Type 1 and type 2 diabetes (T1D and T2D) both present with hyperglycemia and have similar chronic complications.
On the other hand, they are largely phenotypically and genotypically distinct. The key clinical differences are that T1D is insulin dependent whereas, in contrast, T2D patients are rarely insulin dependent. We’ve learned over time that these differences result from different biological causes.
T1D patients demonstrate autoimmunity with positive autoantibodies to beta-cell antigens. The presence of these autoantibodies suggests autoimmune destruction of beta cells in genetically susceptible people – primarily with genes in the HLA domains. Since concordance rates between monozygotic twins is only about 50%, it suggests that the genes don’t automatically doom one to developing T1D, but rather makes one susceptible to environmental triggers that turn on the immune system to attack the beta-cell, decreasing beta-cell function, then beta-cell mass – frequently causing ablation of insulin production. Most T1D patients develop the disease in their youth, which can be thought of as ‘relatively fast destruction of beta cells’.
However, some phenotypically similar patients, who generally present in clinics thin, with no family history of T2D, antibody positive, with rapid deterioration to ketosis-prone and requiring insulin immediately do not exhibit the disease until they are significantly older, usually >25 or 30 years old. These patients seem to have slower destruction of beta cells than typical T1D types of patients and are frequently referred to as late onset or adult onset T1D.
T2D is typically characterized by insulin resistance – usually related to obesity, but has also been associated with suppressed AM dopa surge in the suprachiasmic nucleus, abnormal gut biome, undue stress hormone exposure and relative insulin deficiency. A fraction of T2D patients are not obese by US criteria, as is the case in many/most Asian countries. These non-obese patients appear to have greater insulin resistance at lower BMI’s, suggesting that T2D in these patients is due to a different entity(ies). It could be inferred that, in these non-obese T2D patients, the disease is caused by a different set of genes(s) altogether and perhaps these patients are storing more visceral fat at lower BMIs than is usually seen.
About 2/3 of insulin resistant individuals, obese or not, do not progress to diabetes. In these patients, their beta-cells continue to function adequately (may even have an increase in relative beta-cell mass) and are able to maintain normal glucose control by matching insulin resistance with increasing insulin production. However about a third of these insulin resistant individuals have a reduced beta-cell mass, and develop diabetes. This is an early process occurring in patients with pre-diabetes and leads to our terminology that there is only 1 CORE DEFECT in all diabetes, genetically predisposed abnormal beta-cells, but in those with typical T2D their dysfunction is usually precipitated by insulin resistance.

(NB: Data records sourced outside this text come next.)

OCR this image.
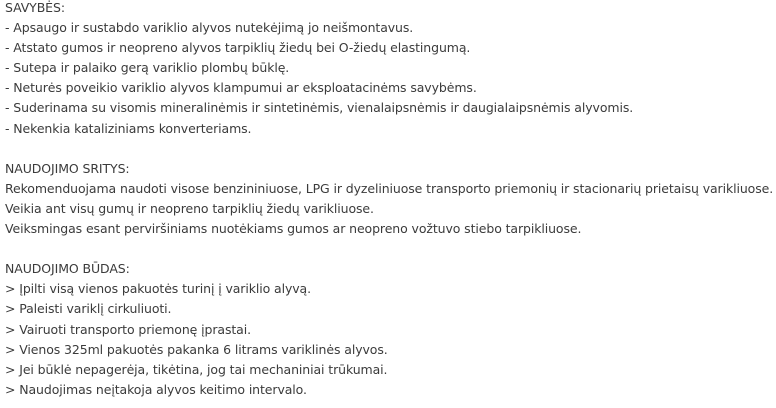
SAVYBĖS:
- Apsaugo ir sustabdo variklio alyvos nutekėjimą jo neišmontavus.
- Atstato gumos ir neopreno alyvos tarpiklių žiedų bei O-žiedų elastingumą.
- Sutepa ir palaiko gerą variklio plombų būklę.
- Neturės poveikio variklio alyvos klampumui ar eksploatacinėms savybėms.
- Suderinama su visomis mineralinėmis ir sintetinėmis, vienalaipsnėmis ir daugialaipsnėmis alyvomis.
- Nekenkia kataliziniams konverteriams.
NAUDOJIMO SRITYS:
Rekomenduojama naudoti visose benzininiuose, LPG ir dyzeliniuose transporto priemonių ir stacionarių prietaisų varikliuose.
Veikia ant visų gumų ir neopreno tarpiklių žiedų varikliuose.
Veiksmingas esant perviršiniams nuotėkiams gumos ar neopreno vožtuvo stiebo tarpikliuose.
NAUDOJIMO BŪDAS:
> Įpilti visą vienos pakuotės turinį į variklio alyvą.
> Paleisti variklį cirkuliuoti.
> Vairuoti transporto priemonę įprastai.
> Vienos 325ml pakuotės pakanka 6 litrams variklinės alyvos.
> Jei būklė nepagerėja, tikėtina, jog tai mechaniniai trūkumai.
> Naudojimas neįtakoja alyvos keitimo intervalo.
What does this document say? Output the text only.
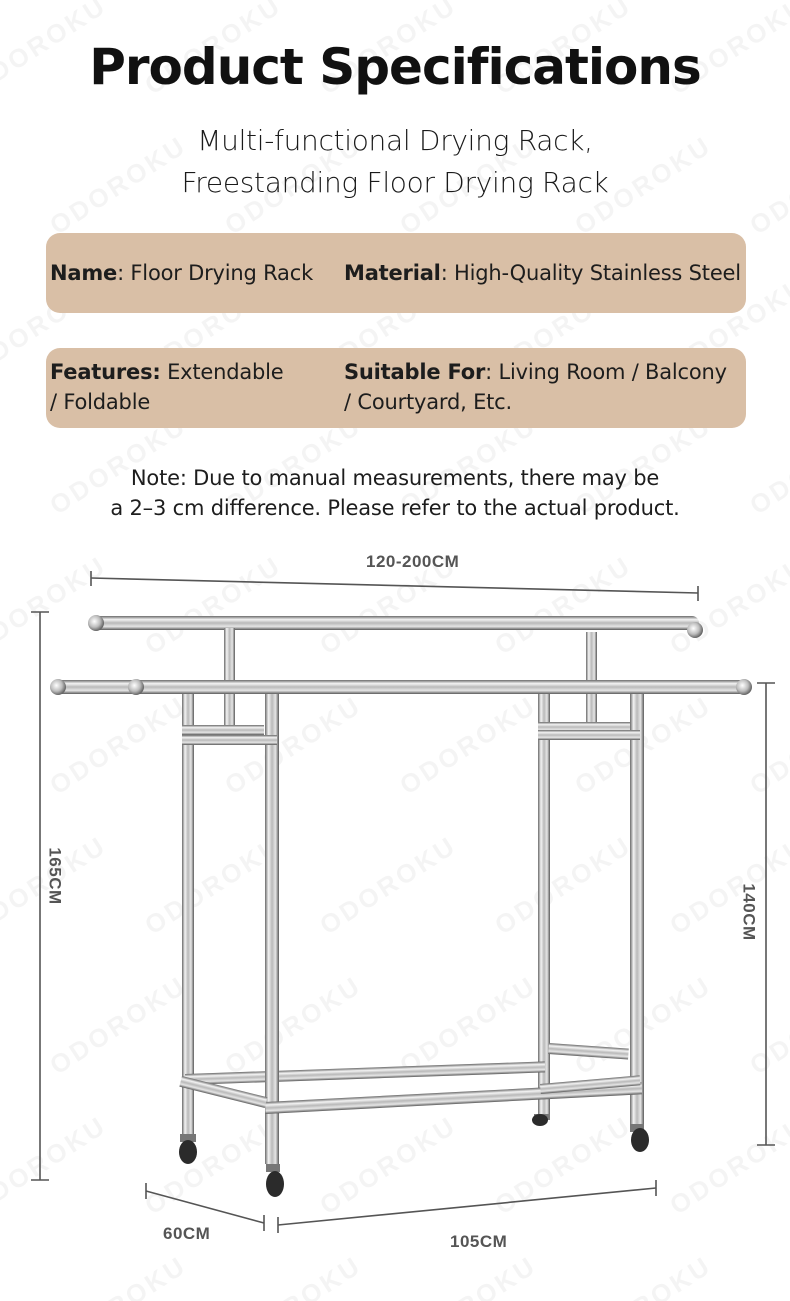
Product Specifications
Multi-functional Drying Rack,
Freestanding Floor Drying Rack
Name: Floor Drying Rack Material: High-Quality Stainless Steel
Features: Extendable
/ Foldable
Suitable For: Living Room / Balcony
/ Courtyard, Etc.
Note: Due to manual measurements, there may be
a 2–3 cm difference. Please refer to the actual product.
120-200CM
165CM
140CM
60CM	105CM
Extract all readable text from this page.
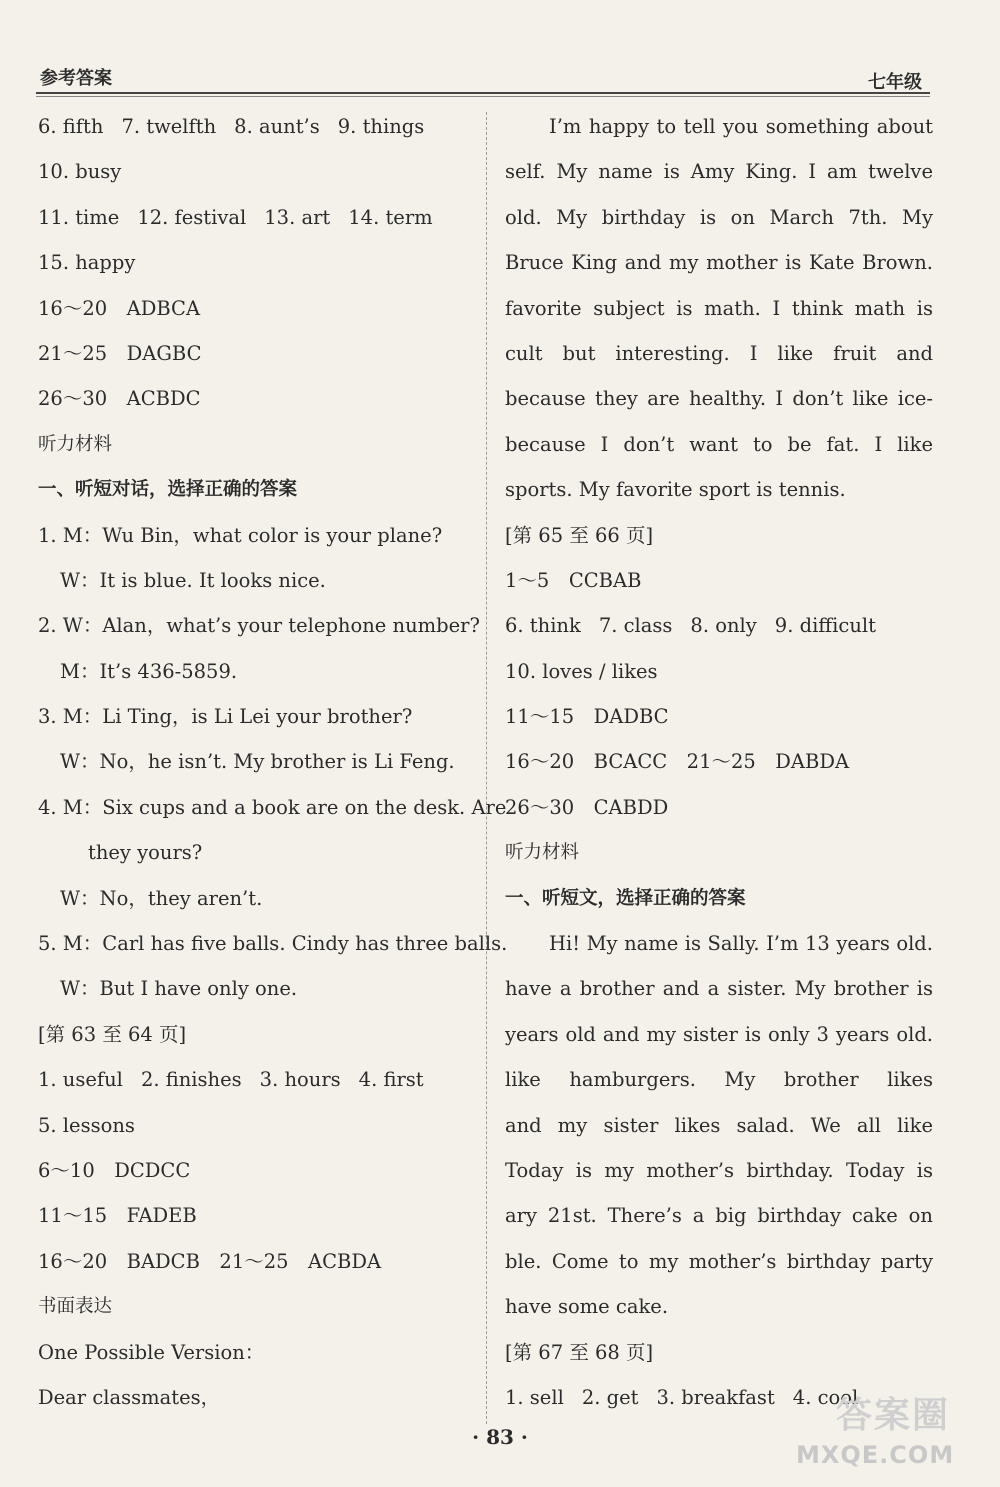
参考答案	七年级
6. fifth 7. twelfth 8. aunt’s 9. things
10. busy
11. time 12. festival 13. art 14. term
15. happy
16～20　ADBCA
21～25　DAGBC
26～30　ACBDC
听力材料
一、听短对话，选择正确的答案
1. M：Wu Bin，what color is your plane?
W：It is blue. It looks nice.
2. W：Alan，what’s your telephone number?
M：It’s 436-5859.
3. M：Li Ting，is Li Lei your brother?
W：No，he isn’t. My brother is Li Feng.
4. M：Six cups and a book are on the desk. Are
they yours?
W：No，they aren’t.
5. M：Carl has five balls. Cindy has three balls.
W：But I have only one.
[第 63 至 64 页]
1. useful 2. finishes 3. hours 4. first
5. lessons
6～10　DCDCC
11～15　FADEB
16～20　BADCB　21～25　ACBDA
书面表达
One Possible Version：
Dear classmates，
I’m happy to tell you something about
self. My name is Amy King. I am twelve
old. My birthday is on March 7th. My
Bruce King and my mother is Kate Brown.
favorite subject is math. I think math is
cult but interesting. I like fruit and
because they are healthy. I don’t like ice-
because I don’t want to be fat. I like
sports. My favorite sport is tennis.
[第 65 至 66 页]
1～5　CCBAB
6. think 7. class 8. only 9. difficult
10. loves / likes
11～15　DADBC
16～20　BCACC　21～25　DABDA
26～30　CABDD
听力材料
一、听短文，选择正确的答案
Hi! My name is Sally. I’m 13 years old.
have a brother and a sister. My brother is
years old and my sister is only 3 years old.
like hamburgers. My brother likes
and my sister likes salad. We all like
Today is my mother’s birthday. Today is
ary 21st. There’s a big birthday cake on
ble. Come to my mother’s birthday party
have some cake.
[第 67 至 68 页]
1. sell 2. get 3. breakfast 4. cool
· 83 ·
答案圈
MXQE.COM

Thus T2D develops, in most, when there is a failure of the beta-cell to adequately compensate with the increased insulin demands engendered by insulin resistance. There is clearly a genetic predisposition to beta-cell failure, as many loci have been identified, among them TCF7L2, which confers the greatest risk of developing T2D. However, in clinical practice, it is not standard to try to identify a genetic abnormality, and environmental factors — poor diet, sedentary lifestyle — predominate as the obvious clinical underlying etiology as well as dictate the most common treatments for individuals with T2D. Multiple mechanisms for impaired beta-cell function in T2D have been espoused, including glucotoxicity, lipotoxicity, accumulation of pancreatic amyloid, and inflammatory destruction of beta cells. These patients traditionally presented over the age of 40, but, with the epidemic in obese in our population, we can now see it in pre-teens. Usually there is a slow progression over many years, requiring more medications, finally needing insulin for good glycemic control, but NOT insulin-requiring to prevent ketogenesis and death.
However, there is another type of diabetes that is much less understood than T1D and T2D, where patients are generally overweight but not obese, have a family history of T2D, have been found to quickly develop a REQUIREMENT for insulin or develop DKA, and seem to frequently have islet cell antibodies. These patients seem to have a rapid destruction of beta-cells compared to typical T2D patients.
The classification (in one sense), and the therapeutic problem, has been these two similar, but different phenotypes have been lumped together into the terminology-classification = Latent Autoimmune Diabetes of Adults (LADA).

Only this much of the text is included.